Philadelphia-based Charles O. Anderson's dance theatre X incorporates African-derived movement and political subversion to investigate the echoes of racial stereotypes and the effects of globalization in TAR and World Headquarters.
In the regional premiere of Milk Traces, Shinichi Iova-Koga, "a young maverick artist so gifted that audiences seem to discover him through natural buzz about his talent" (San Francisco Chronicle), draws on Eastern and contemporary dance dialects to depict the kinetic outline of birth.
Performances:

May 15 & 16, 2009

Fri. & Sat. at 8pm

Opening night pre-show reception at 7pm, sponsored by vita.mn and The Red Stag SupperClub

Post-show discussion Sat. May 16
Tickets: $20

Southern Theater box office: 612.340.1725

1420 Washington Ave. S., Minneapolis, MN 55454

www.southerntheater.org
Performance Program
From Minneapolis

Chris Schlichting

love things

"full of hilarious, touching and intriguing choreography....delivered with a singular virtuosity." -

MinnPost.com
Drawing from a wide variety of dance styles, Schlichting's playful movement speaks in the gestures of memory.
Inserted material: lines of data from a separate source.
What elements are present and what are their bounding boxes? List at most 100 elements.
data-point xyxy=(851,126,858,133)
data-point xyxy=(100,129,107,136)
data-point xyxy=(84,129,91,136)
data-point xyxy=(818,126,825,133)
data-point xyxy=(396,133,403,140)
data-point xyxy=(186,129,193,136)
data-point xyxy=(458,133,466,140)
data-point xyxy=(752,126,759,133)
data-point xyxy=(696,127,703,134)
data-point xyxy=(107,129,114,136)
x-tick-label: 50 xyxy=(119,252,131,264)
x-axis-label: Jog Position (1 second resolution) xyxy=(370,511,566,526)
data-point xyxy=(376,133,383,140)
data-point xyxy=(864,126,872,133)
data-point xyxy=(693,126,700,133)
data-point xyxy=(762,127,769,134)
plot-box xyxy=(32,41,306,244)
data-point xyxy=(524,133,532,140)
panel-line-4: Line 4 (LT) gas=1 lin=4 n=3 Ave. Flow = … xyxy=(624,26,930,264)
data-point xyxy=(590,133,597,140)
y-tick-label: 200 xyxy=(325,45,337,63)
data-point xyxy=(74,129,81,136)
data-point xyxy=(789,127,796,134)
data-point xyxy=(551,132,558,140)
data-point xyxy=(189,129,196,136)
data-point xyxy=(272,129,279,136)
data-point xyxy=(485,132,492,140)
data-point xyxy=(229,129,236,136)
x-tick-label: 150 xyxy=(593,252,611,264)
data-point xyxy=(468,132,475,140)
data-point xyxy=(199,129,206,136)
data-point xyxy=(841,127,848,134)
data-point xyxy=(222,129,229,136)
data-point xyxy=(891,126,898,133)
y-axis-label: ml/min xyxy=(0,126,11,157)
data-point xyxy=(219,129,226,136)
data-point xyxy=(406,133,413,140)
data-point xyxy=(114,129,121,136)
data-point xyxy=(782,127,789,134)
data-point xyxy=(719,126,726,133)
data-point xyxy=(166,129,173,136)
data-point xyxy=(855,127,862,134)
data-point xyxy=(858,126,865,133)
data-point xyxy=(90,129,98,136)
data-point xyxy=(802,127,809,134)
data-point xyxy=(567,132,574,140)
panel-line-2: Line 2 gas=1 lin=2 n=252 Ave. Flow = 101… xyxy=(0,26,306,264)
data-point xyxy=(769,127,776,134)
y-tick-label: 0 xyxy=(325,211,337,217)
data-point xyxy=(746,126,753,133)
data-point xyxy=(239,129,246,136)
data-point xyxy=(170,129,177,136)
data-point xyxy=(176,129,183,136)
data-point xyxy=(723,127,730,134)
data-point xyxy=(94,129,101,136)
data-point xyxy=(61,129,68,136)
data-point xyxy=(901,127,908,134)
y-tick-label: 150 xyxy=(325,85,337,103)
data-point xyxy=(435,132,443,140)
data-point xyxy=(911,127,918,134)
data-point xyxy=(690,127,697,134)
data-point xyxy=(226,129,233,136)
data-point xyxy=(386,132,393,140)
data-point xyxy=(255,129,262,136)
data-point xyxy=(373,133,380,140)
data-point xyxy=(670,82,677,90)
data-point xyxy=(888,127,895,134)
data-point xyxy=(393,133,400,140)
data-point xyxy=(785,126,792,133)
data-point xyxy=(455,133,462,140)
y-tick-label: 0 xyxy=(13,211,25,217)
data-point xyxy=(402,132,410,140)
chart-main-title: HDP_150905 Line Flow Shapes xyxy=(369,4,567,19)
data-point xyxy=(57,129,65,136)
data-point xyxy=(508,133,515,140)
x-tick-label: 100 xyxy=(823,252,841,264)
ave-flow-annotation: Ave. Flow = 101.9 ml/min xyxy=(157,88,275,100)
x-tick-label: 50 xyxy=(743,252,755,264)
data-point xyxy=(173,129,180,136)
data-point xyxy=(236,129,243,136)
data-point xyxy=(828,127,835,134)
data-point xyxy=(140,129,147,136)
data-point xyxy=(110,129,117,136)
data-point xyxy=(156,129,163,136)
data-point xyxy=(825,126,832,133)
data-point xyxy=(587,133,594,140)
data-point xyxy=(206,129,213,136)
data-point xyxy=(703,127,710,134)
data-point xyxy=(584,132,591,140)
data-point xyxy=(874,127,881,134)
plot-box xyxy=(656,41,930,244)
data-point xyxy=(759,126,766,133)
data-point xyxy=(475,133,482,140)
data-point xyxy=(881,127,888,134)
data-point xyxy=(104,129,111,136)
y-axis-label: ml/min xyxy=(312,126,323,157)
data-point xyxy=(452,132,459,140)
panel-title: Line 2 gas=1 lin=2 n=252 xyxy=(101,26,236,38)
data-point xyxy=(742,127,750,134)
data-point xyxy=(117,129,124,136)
A choreographic fantasy built and de-constructed from 1970's Americana, this re-working of Momentum 2008's love things slips through streams of vernacular and formal dance, Top 40 songs, treasured objects, and memories of an awkward and clumsy childhood.

From Philadelphia

Charles O. Anderson/dance theatre X

TAR and World Headquarters
"Charles O. Anderson's politicized and poetic voice reaches out to touch us all." - Dance Magazine
Charles O. Anderson's Philadelphia-based theatre X brings grounded and spiritually driven African-derived movement to sleek urban and contemporary dance. With the Twin Cities premieres of TAR and World Headquarters, Anderson presents two meaningful dance works that push toward the most beautiful edges of revolution.
From San Francisco

inkBoat

Milk Traces
"It will make you think and feel and contemplate the paradoxes of life - which is what good theater, and good butoh, can do." - San Franscisco Chronicle
Shinichi Iova-Koga (A.K.A.: momoio) founded inkBoat in 1998, a performance company built by and with the collaborative efforts of choreographers, dancers, musicians, visual artists, directors and actors. Working in fractured, filmic, delicate and decayed environments, inkBoat's performance style is a hybrid of traditional and experimental movement forms woven with physical theater and Japanese butoh dance.